Uma Doce Herança
A velha casa dos meus avós em Ferreira do Alentejo já estava fechada há muitos anos. Desde a morte do meu avô, em 1985, nunca mais ninguém cuidara dela, encontrando-se em processo de franca degradação, agravada por inúmeras infiltrações de água, pelo telhado, paredes e terraço.
Após o falecimento do meu pai, há dois anos, houve partilhas na família. Aquela casa de Ferreira era a menina dos meus olhos. Entendi-me com os meus irmãos e coube-me a mim ficar com ela, para meu encanto e para os meus trabalhos.
Antes das obras de conservação que tive que fazer, deparei com uns objectos estranhos que se encontravam meio escondidos, abandonados ao fundo das prateleiras da despensa. Ao princípio não eram mais que uma massa escura e húmida que saía de três sacos de plástico sujos e pegajosos. Habituando os olhos à luz, aproximei-me e verifiquei que se tratava de pacotes de açúcar. Estavam quase todos colados, castanhos escuros do caramelo e dos bolores. Um ou outro tinha escapado miraculosamente daquela amálgama, mas o aspecto geral era arrepiante.

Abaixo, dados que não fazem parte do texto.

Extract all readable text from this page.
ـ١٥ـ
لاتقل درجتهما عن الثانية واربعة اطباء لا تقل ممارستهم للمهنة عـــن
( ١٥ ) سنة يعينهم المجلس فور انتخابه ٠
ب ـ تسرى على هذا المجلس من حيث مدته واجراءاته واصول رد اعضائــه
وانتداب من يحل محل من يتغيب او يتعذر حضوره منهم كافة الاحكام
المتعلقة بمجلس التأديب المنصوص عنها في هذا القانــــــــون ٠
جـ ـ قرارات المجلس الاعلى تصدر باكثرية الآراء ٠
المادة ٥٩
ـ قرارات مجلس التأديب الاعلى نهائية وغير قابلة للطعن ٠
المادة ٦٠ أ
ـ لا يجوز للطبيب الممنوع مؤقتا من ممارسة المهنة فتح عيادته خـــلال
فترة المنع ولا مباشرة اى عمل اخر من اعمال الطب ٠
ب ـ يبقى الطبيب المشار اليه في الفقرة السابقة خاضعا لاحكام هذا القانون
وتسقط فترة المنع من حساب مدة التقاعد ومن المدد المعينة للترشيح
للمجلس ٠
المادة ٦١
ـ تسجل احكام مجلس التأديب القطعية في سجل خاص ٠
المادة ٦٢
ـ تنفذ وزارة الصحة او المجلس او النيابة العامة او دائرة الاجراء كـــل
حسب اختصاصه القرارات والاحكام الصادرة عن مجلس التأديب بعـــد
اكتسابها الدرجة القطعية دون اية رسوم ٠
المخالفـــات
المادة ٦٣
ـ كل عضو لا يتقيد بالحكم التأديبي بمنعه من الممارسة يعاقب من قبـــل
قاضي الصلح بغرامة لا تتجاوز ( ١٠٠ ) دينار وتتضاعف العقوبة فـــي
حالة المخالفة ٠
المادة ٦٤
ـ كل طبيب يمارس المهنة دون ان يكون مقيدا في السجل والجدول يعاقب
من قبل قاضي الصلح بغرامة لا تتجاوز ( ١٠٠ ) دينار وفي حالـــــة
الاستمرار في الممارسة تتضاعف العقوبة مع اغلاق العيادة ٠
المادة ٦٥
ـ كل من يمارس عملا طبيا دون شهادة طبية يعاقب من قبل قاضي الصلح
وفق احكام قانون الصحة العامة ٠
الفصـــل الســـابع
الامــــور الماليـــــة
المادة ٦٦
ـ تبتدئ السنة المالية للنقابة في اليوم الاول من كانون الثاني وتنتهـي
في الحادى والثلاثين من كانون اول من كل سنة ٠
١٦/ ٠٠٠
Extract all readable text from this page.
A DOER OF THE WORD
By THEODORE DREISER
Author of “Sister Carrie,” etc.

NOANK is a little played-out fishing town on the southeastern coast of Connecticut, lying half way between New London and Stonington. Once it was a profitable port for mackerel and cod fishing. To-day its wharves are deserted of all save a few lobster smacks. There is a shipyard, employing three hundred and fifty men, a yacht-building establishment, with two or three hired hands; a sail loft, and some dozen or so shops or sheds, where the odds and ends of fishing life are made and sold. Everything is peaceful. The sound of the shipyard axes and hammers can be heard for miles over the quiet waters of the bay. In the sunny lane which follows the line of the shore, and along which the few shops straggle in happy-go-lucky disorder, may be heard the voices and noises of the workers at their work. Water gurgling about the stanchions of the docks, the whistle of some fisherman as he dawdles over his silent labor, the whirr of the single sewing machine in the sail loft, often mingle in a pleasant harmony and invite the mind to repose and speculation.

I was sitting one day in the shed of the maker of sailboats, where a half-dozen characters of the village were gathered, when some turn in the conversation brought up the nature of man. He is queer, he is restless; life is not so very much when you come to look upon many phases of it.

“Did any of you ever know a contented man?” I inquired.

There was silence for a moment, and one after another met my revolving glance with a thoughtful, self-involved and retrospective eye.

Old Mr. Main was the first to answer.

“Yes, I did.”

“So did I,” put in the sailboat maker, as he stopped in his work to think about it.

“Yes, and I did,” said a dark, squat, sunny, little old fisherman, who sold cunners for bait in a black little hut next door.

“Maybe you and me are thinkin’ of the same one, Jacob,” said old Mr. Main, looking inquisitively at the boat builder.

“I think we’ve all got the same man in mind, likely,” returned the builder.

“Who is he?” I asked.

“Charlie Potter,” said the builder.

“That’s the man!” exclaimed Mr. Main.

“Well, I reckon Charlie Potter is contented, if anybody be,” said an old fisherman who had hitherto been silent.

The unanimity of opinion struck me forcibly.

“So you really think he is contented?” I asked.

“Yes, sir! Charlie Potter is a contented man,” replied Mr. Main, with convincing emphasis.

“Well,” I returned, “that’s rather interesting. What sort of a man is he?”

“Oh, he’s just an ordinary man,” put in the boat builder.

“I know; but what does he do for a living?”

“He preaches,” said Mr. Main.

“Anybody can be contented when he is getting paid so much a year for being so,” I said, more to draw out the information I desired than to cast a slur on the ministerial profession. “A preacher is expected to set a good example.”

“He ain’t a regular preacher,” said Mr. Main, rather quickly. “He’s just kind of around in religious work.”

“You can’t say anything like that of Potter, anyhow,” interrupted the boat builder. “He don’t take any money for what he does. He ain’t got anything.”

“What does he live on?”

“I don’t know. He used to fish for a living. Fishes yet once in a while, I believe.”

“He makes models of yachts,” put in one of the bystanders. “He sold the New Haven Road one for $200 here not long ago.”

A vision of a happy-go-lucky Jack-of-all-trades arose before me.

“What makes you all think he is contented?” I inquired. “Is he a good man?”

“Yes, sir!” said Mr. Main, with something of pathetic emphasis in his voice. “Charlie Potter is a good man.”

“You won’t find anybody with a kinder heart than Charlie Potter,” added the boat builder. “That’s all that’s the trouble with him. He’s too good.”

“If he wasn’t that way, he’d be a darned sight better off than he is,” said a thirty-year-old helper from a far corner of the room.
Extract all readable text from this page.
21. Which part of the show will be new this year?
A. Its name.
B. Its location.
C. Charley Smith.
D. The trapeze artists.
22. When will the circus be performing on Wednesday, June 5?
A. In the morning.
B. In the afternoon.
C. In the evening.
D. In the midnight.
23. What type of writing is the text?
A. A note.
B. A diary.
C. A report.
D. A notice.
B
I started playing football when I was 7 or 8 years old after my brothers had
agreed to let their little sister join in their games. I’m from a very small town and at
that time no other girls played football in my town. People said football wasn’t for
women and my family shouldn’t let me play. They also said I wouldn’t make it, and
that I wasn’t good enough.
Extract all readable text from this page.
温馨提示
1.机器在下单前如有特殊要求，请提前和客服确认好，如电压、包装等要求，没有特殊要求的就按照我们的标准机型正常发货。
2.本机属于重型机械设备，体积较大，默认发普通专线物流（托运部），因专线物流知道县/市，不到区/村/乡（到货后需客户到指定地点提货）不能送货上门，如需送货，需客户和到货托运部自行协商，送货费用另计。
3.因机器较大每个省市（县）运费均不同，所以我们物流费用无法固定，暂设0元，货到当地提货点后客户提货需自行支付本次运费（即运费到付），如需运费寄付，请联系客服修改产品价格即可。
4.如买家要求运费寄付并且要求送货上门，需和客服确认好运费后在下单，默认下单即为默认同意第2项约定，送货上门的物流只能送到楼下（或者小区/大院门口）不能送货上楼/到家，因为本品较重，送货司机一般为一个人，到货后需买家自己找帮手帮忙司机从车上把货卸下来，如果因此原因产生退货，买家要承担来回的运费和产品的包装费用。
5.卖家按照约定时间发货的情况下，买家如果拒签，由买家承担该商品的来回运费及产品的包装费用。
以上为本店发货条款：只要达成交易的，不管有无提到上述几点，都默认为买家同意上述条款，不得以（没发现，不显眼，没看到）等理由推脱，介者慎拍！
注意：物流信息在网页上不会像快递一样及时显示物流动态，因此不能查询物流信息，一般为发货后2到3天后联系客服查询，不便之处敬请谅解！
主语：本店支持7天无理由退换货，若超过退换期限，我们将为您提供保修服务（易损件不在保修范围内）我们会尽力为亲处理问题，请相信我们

Meti-os todos num caixote, evitando danificá-los e levei-os para casa. Comecei por pô-los em água tépida, por separá-los cuidadosamente uns dos outros, depois esvaziá-los do açúcar, lavá-los de novo, deixá-los secar. Depois de uns três dias de muita paciência, o resultado foi gratificante: apesar de alguns dos pacotes terem ficado um pouco desbotados com a operação de salvamento, muitos ficaram surpreendentemente em óptimo estado, apesar dos anos que tinham e das condições em que estavam.
Entre as muitas dezenas de pacotes recuperados e os muitos que ainda não tinha, lá estava “aquele” que me faltava para completar a lendária série da “Evolução do Homem”, do Manuel Rui Azinhais Nabeiro (Delta).
Que eu saiba, nenhum dos meus antepassados coleccionava pacotes de açúcar. Acho mesmo que os últimos habitantes da casa nem sonhavam que eu os coleccionava. Mas alguém juntou aqueles por alguma razão. E ali esperaram pacientemente por mais de 20 anos que eu chegasse, que os fosse buscar e que com muito carinho tratasse de cada um deles…
Rui Colaço
Sócio Nº 6 do CLUPAC
1 Comments:
Caro Rui
É verdade que mesmo peças que parecem inertes e sem vida esperam que alguém delas se aproxime, lhes dê uma chispa de vida. Foi o que terá acontecido... Essa casa a que te referes terá, sem dúvida, muitas outras estórias para contar nessas terras de encantar, de Ferreira, do amplo Alem-Tejo que tanto amo. Um abraço pela partilha.